SALT LAKE CITY – Going to the airport and taking a flight can be a thrill, especially if it’s your first time on a plane. But, it can also be a challenge.
“You think about the lines that you go through, the different noises, the different smells that you experience during a travel encounter, that can become extremely overwhelming for individuals on the Autism spectrum,” said James Vaughn.
Vaughn is the President of Families for Autism and Asperger’s Standing Together (F.A.A.S.T.).

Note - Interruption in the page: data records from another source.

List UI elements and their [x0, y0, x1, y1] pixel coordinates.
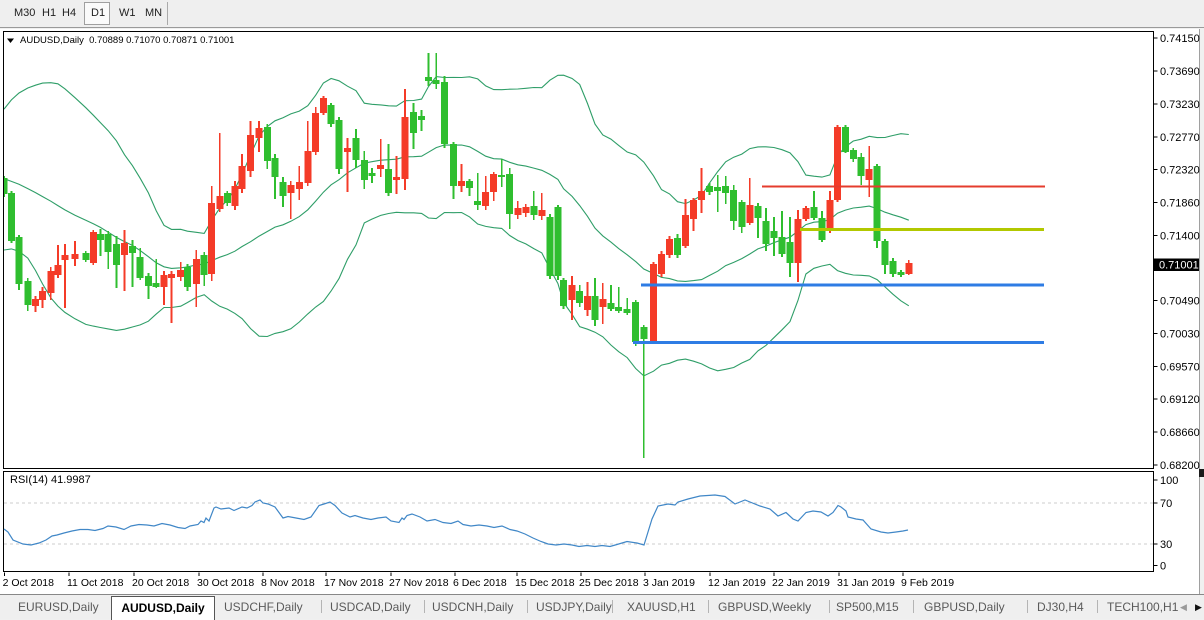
svg-text:0.71860: 0.71860 — [1160, 197, 1200, 209]
svg-text:30: 30 — [1160, 539, 1172, 551]
svg-text:70: 70 — [1160, 498, 1172, 510]
svg-text:30 Oct 2018: 30 Oct 2018 — [197, 577, 254, 589]
svg-text:27 Nov 2018: 27 Nov 2018 — [389, 577, 449, 589]
svg-text:17 Nov 2018: 17 Nov 2018 — [324, 577, 384, 589]
svg-text:AUDUSD,Daily 0.70889 0.71070: AUDUSD,Daily 0.70889 0.71070 0.70871 0.7… — [20, 35, 234, 46]
svg-text:9 Feb 2019: 9 Feb 2019 — [901, 577, 954, 589]
svg-text:RSI(14) 41.9987: RSI(14) 41.9987 — [10, 474, 91, 486]
svg-text:0.69570: 0.69570 — [1160, 362, 1200, 374]
svg-text:0.68660: 0.68660 — [1160, 427, 1200, 439]
svg-text:31 Jan 2019: 31 Jan 2019 — [837, 577, 895, 589]
svg-text:2 Oct 2018: 2 Oct 2018 — [3, 577, 55, 589]
svg-text:25 Dec 2018: 25 Dec 2018 — [579, 577, 639, 589]
svg-text:0.68200: 0.68200 — [1160, 460, 1200, 472]
svg-text:6 Dec 2018: 6 Dec 2018 — [453, 577, 507, 589]
svg-text:100: 100 — [1160, 475, 1178, 487]
svg-text:0.70490: 0.70490 — [1160, 296, 1200, 308]
svg-text:12 Jan 2019: 12 Jan 2019 — [708, 577, 766, 589]
svg-text:3 Jan 2019: 3 Jan 2019 — [643, 577, 695, 589]
svg-text:0.71001: 0.71001 — [1159, 260, 1199, 272]
svg-text:0.74150: 0.74150 — [1160, 33, 1200, 45]
svg-text:0.69120: 0.69120 — [1160, 394, 1200, 406]
svg-text:8 Nov 2018: 8 Nov 2018 — [261, 577, 315, 589]
svg-text:0.73690: 0.73690 — [1160, 66, 1200, 78]
svg-text:15 Dec 2018: 15 Dec 2018 — [515, 577, 575, 589]
svg-text:0.71400: 0.71400 — [1160, 230, 1200, 242]
svg-text:0.70030: 0.70030 — [1160, 329, 1200, 341]
svg-text:11 Oct 2018: 11 Oct 2018 — [67, 577, 124, 589]
svg-text:0.73230: 0.73230 — [1160, 99, 1200, 111]
svg-text:22 Jan 2019: 22 Jan 2019 — [772, 577, 830, 589]
svg-text:0.72770: 0.72770 — [1160, 132, 1200, 144]
svg-text:0.72320: 0.72320 — [1160, 164, 1200, 176]
svg-text:20 Oct 2018: 20 Oct 2018 — [132, 577, 189, 589]
svg-text:0: 0 — [1160, 561, 1166, 573]
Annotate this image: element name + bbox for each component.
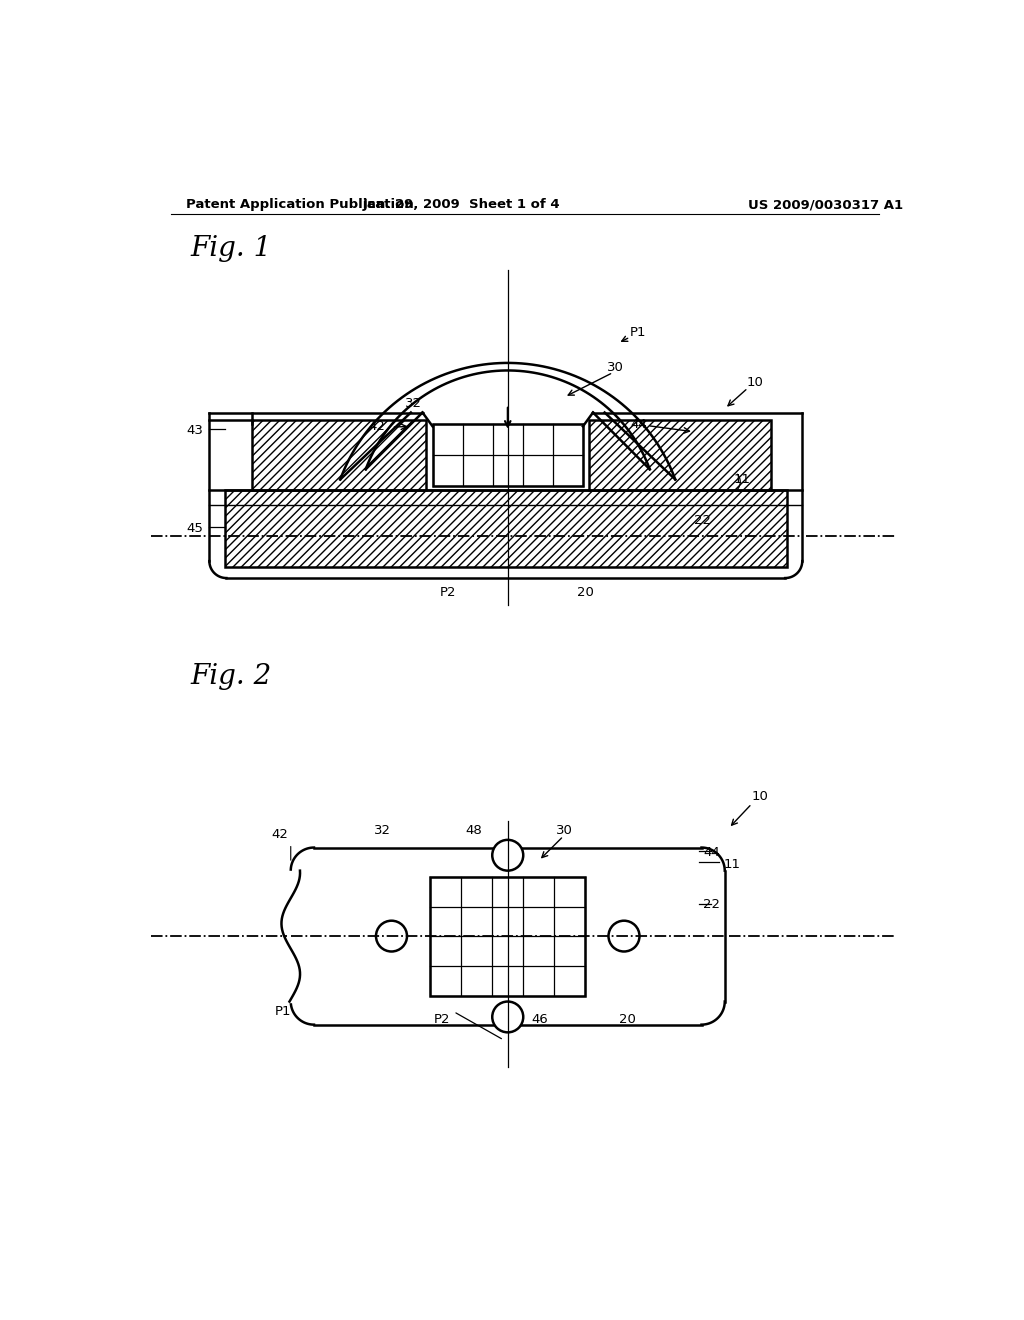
Text: 30: 30 — [607, 360, 624, 374]
Text: 32: 32 — [375, 825, 391, 837]
Text: 22: 22 — [703, 898, 720, 911]
Text: P2: P2 — [439, 586, 456, 599]
Bar — [225, 490, 786, 566]
Bar — [252, 420, 426, 490]
Text: P1: P1 — [630, 326, 647, 339]
Text: 22: 22 — [693, 515, 711, 527]
Text: P1: P1 — [275, 1006, 292, 1019]
Circle shape — [493, 1002, 523, 1032]
Text: 20: 20 — [578, 586, 594, 599]
Text: 11: 11 — [723, 858, 740, 871]
FancyBboxPatch shape — [267, 825, 748, 1048]
Text: 30: 30 — [556, 825, 572, 837]
Text: 32: 32 — [406, 397, 423, 411]
Bar — [589, 420, 771, 490]
Text: Fig. 2: Fig. 2 — [190, 663, 271, 690]
Text: 20: 20 — [618, 1014, 636, 1026]
Text: Fig. 1: Fig. 1 — [190, 235, 271, 263]
Circle shape — [376, 921, 407, 952]
Text: 10: 10 — [752, 789, 769, 803]
Text: 11: 11 — [734, 473, 751, 486]
Text: 45: 45 — [186, 521, 203, 535]
Text: 42: 42 — [369, 420, 385, 433]
Bar — [430, 876, 586, 997]
Text: 44: 44 — [703, 846, 720, 859]
Bar — [432, 424, 583, 486]
Text: Patent Application Publication: Patent Application Publication — [186, 198, 414, 211]
Text: US 2009/0030317 A1: US 2009/0030317 A1 — [748, 198, 903, 211]
Bar — [225, 490, 786, 566]
Circle shape — [493, 840, 523, 871]
Bar — [252, 420, 426, 490]
Text: 43: 43 — [186, 424, 203, 437]
Bar — [589, 420, 771, 490]
Text: P2: P2 — [434, 1014, 451, 1026]
Text: 46: 46 — [531, 1014, 548, 1026]
Circle shape — [608, 921, 640, 952]
Text: 48: 48 — [465, 825, 482, 837]
Text: 44: 44 — [630, 418, 647, 430]
Text: 42: 42 — [271, 829, 288, 841]
Text: Jan. 29, 2009  Sheet 1 of 4: Jan. 29, 2009 Sheet 1 of 4 — [362, 198, 560, 211]
Text: 10: 10 — [746, 376, 763, 389]
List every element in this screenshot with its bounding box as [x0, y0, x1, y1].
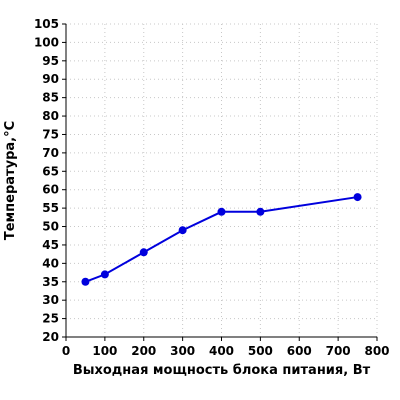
y-tick-label: 55 [42, 201, 59, 215]
y-tick-label: 90 [42, 72, 59, 86]
y-tick-label: 95 [42, 54, 59, 68]
x-tick-label: 200 [131, 344, 156, 358]
y-tick-label: 60 [42, 183, 59, 197]
y-tick-label: 50 [42, 220, 59, 234]
y-tick-label: 30 [42, 293, 59, 307]
data-point [353, 193, 362, 202]
y-tick-label: 100 [34, 35, 59, 49]
y-tick-label: 70 [42, 146, 59, 160]
y-tick-label: 35 [42, 275, 59, 289]
x-tick-label: 800 [364, 344, 389, 358]
tick-labels: 0 100 200 300 400 500 600 700 800 20 25 30 35 40 45 50 5… [34, 17, 390, 358]
x-tick-label: 600 [287, 344, 312, 358]
x-tick-label: 300 [170, 344, 195, 358]
y-tick-label: 75 [42, 127, 59, 141]
y-tick-label: 40 [42, 256, 59, 270]
series [81, 193, 362, 286]
axes [62, 23, 378, 341]
x-tick-label: 500 [248, 344, 273, 358]
y-tick-label: 45 [42, 238, 59, 252]
x-tick-label: 100 [92, 344, 117, 358]
y-tick-label: 85 [42, 91, 59, 105]
x-tick-label: 700 [326, 344, 351, 358]
y-axis-title: Температура,°С [3, 121, 18, 240]
data-point [256, 207, 265, 216]
y-tick-label: 25 [42, 312, 59, 326]
data-point [217, 207, 226, 216]
x-tick-label: 0 [62, 344, 70, 358]
y-tick-label: 105 [34, 17, 59, 31]
y-tick-label: 65 [42, 164, 59, 178]
data-point [178, 226, 187, 235]
data-point [81, 277, 90, 286]
x-axis-title: Выходная мощность блока питания, Вт [73, 363, 371, 378]
data-point [100, 270, 109, 279]
y-tick-label: 20 [42, 330, 59, 344]
y-tick-label: 80 [42, 109, 59, 123]
grid [66, 23, 378, 337]
data-point [139, 248, 148, 257]
x-tick-label: 400 [209, 344, 234, 358]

To help parents and their kids get ready to fly, Vaughn helped organize the ‘Taking Flight for Autism’ event, a simulation at the Salt Lake City International Airport. Thirty families went through check-in, security and boarding to practice and ease some fears. But the training isn’t just for the kids going on their first flight.
“It trains the stewardesses and the people that were here to know what to expect in case they see a child with a meltdown; they’re not thinking, they’re being naughty or whatever,” said Lisa Pauley.
Her son, Davis, is on the Autism spectrum. Together, they will fly to southern California in three weeks for a family vacation.
Davis had heard the bathrooms on an airplane can be loud. That created some anxiety, for both him and his mother. During the simulation, he had a chance to work through that anxiety and check out the bathrooms for himself.
It's the little things like that his mom Lisa says most people don’t think of when it comes to working with people on the Autism spectrum.